Quel est l’enseignement le plus difficile que vous ayez tiré dans vos fonctions de vice-présidente Services de gestion?
Si les systèmes et les technologies peuvent évoluer rapidement, l’être humain, lui, a besoin de temps pour s’adapter au changement. J’ai tiré de nombreux enseignements au fil des années sur la gestion du changement chez un large groupe de personnes ayant une grande diversité de besoins. J’ai notamment compris combien il est important d’impliquer le personnel dans la mise en œuvre du changement quand cela est possible, de le tenir informé en temps réel, de faire preuve de constance et de rassurer tout au long du processus. J’ai maintenant conscience qu’il est fondamental d’adapter l’approche de communication à la personne à laquelle on s’adresse, et au problème qu’elle rencontre.
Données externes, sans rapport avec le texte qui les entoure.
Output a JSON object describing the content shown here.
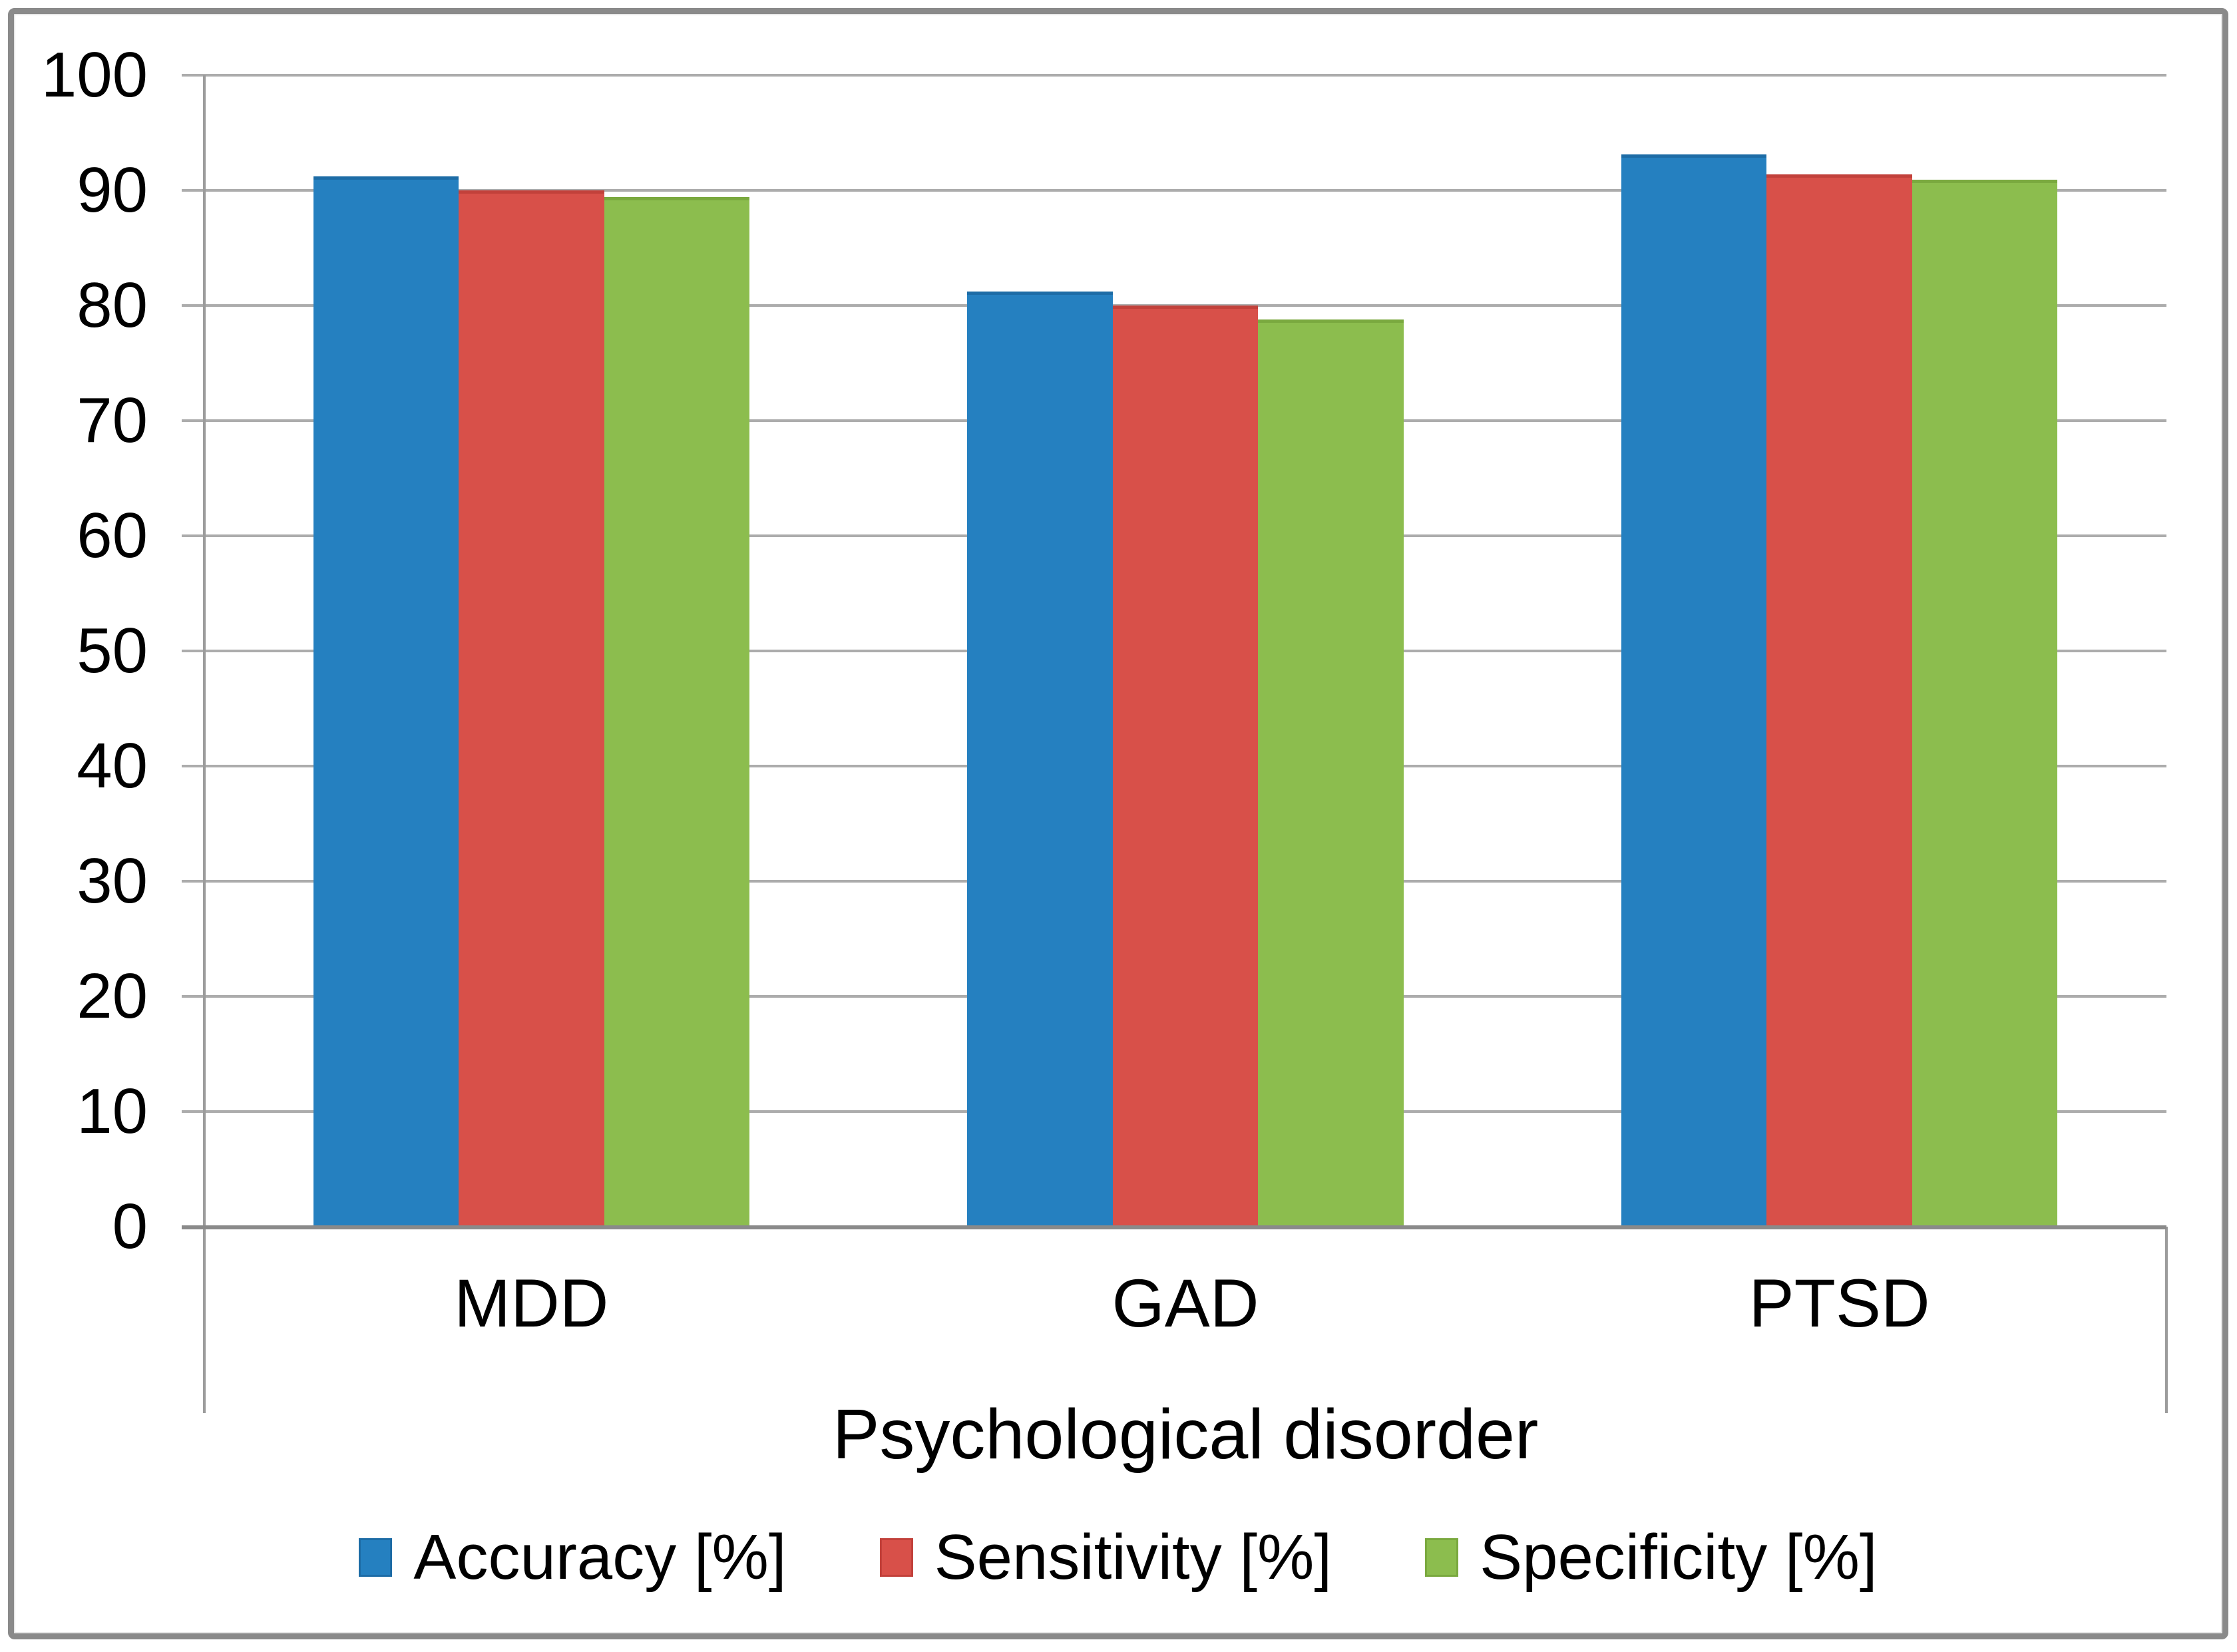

Mais avant toute chose, l’authenticité et l’ouverture sont déterminantes pour gagner la confiance du personnel et être un leader efficace.
Qu’est-ce qui vous donne de l’espoir pour l’avenir du secteur de la santé?
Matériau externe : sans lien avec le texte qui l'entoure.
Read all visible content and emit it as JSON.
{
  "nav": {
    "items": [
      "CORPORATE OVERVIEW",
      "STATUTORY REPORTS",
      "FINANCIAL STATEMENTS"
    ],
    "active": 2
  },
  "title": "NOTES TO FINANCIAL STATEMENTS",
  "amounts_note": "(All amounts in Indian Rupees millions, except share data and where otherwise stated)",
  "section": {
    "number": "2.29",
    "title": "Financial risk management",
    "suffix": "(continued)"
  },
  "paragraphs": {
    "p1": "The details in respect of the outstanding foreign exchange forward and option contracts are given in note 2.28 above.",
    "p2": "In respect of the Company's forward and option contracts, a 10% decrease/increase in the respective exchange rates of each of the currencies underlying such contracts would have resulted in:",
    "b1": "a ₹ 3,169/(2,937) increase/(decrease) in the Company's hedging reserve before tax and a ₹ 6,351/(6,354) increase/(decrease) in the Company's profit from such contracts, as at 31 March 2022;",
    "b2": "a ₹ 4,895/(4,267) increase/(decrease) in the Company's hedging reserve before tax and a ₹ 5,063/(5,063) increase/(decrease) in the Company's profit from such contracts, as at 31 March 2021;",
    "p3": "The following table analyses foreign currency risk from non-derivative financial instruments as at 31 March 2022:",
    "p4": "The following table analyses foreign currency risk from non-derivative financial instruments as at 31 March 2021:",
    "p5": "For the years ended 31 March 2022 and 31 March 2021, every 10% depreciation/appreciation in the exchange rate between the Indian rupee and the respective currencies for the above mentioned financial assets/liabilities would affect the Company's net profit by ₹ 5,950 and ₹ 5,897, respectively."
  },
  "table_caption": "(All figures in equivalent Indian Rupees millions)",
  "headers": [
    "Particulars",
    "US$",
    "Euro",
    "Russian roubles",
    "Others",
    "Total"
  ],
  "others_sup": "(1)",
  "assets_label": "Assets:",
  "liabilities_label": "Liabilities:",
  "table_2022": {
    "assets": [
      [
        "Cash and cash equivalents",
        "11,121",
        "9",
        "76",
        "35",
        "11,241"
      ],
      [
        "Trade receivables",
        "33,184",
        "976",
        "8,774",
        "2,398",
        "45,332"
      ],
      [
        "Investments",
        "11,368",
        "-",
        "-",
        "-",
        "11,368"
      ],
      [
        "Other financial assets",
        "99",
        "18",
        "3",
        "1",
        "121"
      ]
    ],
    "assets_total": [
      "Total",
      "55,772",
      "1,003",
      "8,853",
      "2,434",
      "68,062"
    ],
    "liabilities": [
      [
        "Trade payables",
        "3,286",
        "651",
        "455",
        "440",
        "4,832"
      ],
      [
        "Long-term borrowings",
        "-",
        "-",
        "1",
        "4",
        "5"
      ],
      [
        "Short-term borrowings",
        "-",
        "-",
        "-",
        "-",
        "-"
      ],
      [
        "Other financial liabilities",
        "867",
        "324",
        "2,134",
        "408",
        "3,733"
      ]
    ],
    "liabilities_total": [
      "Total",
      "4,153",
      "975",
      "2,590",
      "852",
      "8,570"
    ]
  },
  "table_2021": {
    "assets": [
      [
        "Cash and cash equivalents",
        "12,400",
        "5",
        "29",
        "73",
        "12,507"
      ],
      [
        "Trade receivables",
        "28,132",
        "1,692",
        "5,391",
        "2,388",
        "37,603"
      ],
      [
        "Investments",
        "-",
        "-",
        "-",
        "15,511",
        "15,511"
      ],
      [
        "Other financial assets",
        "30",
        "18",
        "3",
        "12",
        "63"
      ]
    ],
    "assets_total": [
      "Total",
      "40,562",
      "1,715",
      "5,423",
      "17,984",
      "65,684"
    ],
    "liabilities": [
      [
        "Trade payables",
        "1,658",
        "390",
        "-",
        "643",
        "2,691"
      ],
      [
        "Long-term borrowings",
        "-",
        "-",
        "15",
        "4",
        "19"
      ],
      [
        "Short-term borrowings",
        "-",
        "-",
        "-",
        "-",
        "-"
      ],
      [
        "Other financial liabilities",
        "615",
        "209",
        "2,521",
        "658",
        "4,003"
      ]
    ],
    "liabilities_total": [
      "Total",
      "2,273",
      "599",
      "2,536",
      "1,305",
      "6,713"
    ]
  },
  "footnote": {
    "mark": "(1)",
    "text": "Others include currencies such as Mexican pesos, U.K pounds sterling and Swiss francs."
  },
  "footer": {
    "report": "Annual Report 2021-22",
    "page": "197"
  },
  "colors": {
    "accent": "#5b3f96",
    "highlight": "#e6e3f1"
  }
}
Le nombre de personnes passionnées et déterminées à améliorer les choses partout au pays, malgré les défis auxquels nos systèmes de santé sont confrontés. Alors même que le monde était aux prises avec la COVID-19, les équipes participant à nos programmes ont indiqué avoir amélioré leur façon de travailler, l’expérience des patients et des prestataires ainsi que les résultats cliniques. Cette année, ESC a travaillé avec plusieurs milliers de leaders pour diffuser des pratiques de santé innovantes. En continuant à faire le lien entre les personnes, les pratiques et la passion qui conduisent au changement, nous contribuerons indéniablement à offrir des soins plus sûrs et de qualité à un plus grand nombre de personnes au Canada.
Quel conseil donneriez-vous aux nouvelles recrues d’ESC?
Innovation et bouleversements sont indissociables. Le processus n’est jamais clair ni linéaire. Faites preuve de résilience, de flexibilité et d’adaptabilité au changement, tant dans l’environnement externe que dans vos approches internes d’atteinte des objectifs; ce sont les principaux ingrédients du succès. Si vous continuez à vous rattacher au pourquoi de ce travail, le chemin à parcourir vous semblera moins important et les résultats que vous obtiendrez n’en seront que plus spectaculaires.
Quel aspect de votre prochaine tranche de vie vous enthousiasme le plus?
Je m’engage sur ce territoire inconnu en étant à la fois enthousiaste et tétanisée. Un ancien directeur du conseil d’administration d’ESC a évoqué sa retraite comme une période de « renouveau ». Le voyage promet d’être riche en redécouvertes; je suis prête à me recentrer sur ma famille, qui est sur le point de s’agrandir, à explorer de nouveaux lieux et centres d’intérêt, et à réfléchir à la forme que je souhaite donner à cette nouvelle phase de ma vie. Le chemin ne sera pas plus linéaire que ce qu’il a été jusque là. J’anticipe quelques faux départs et nouveaux départs, et peut-être même quelques arrêts inopinés, mais j’ai la certitude que j’y prendrai beaucoup de plaisir. Et je suis bien sûr impatiente d’assumer pleinement mon rôle de « mamie » cool et de gâter mon petit-fils ou ma petite-fille.